History Professor Barbara Stengel presented a lively component of the Yuba College Foundation-sponsored Crossing Borders and Building Bridges series on September 28 to a classroom burgeoning with attentive students and YCC staff members.
Clad in a cardinal-red dress suit, embellished with gold baubles, enunciating her declamation in a marked native German accent, the CSU Professor’s presentation covered the breadth of a fascinating life, that of Elizabeth Charlotte, Princess Palatine, known collectively by Stengel’s German kin as Liselotte von der Pfalz.
“Sex sells,” Stengel announced at the nascence of her presentation. Specifically Stengel was referring to the series of 6,000 letters the Princess Palatine penned over the course of her residence in the court of Louis XIV, offering invaluable insight, remarks about the king’s multitude of mistresses, observations of the his peculiar and sometimes insolent royal customs and conventions, and scathing commentaries on the daily life of the court.
Descending from English royalty, Princess Charlotte Palatine was born to Charles Louis, royal court Elector Palatine and to Charlotte of Hesse-Kassel, in 1662, just as King Louis XIV was expanding his kingdom’s northern and eastern borders. Charlotte unwillingly married Louis XIV’s younger brother, Philip I, Duke of Orléans, in 1661.
The marriage was unhappy, as Charlotte was eluded by Philip’s furtive homosexual inclinations, and they never produced more than three children. The marriage proved to serve as more of a synergist enabling Charlotte’s camaraderie with Louis than anything.
Princess Palatine was one of the most singular, colorful individuals in Louis XIV’s court.
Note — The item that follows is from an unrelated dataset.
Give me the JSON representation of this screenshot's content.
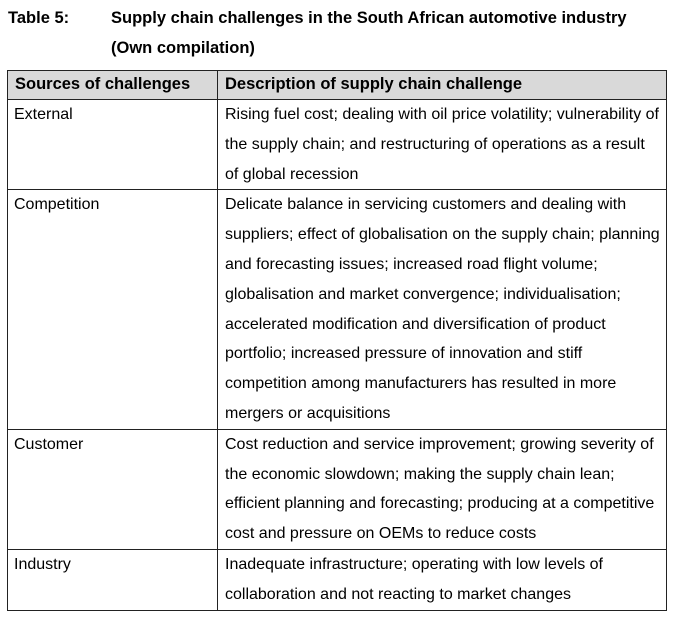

She was misfit in the French court: self-depreciating, sexually withdrawn and was often presumed to be a lesbian in light of her vigor and open-air undertakings. She constructed a remarkably private sphere in which she kept herself occupied with her dogs, books, maps, coin collections, a microscope she acquired during a mounting scientific revolution and, most notably, her letters.
Amid the King’s mandates of censorship and hard-hearted exercise of control, Charlotte’s close association with him unearthed a domain profuse with soap opera-esque liaisons that she ridiculed in her written communiqués.
She blasphemed the king’s spate of mistresses. In one of her letters, she deemed Louis’ last known mistress, Francoise d’Aubigné, “an old hag,” and continued her lashing by claiming that “the great man’s whore damaged the king and made him pitiless.”
Charlotte’s disdain of Louis’ mistresses was suspect. “She spoke harshly about the mistresses probably because she was jealous,” Stengel said.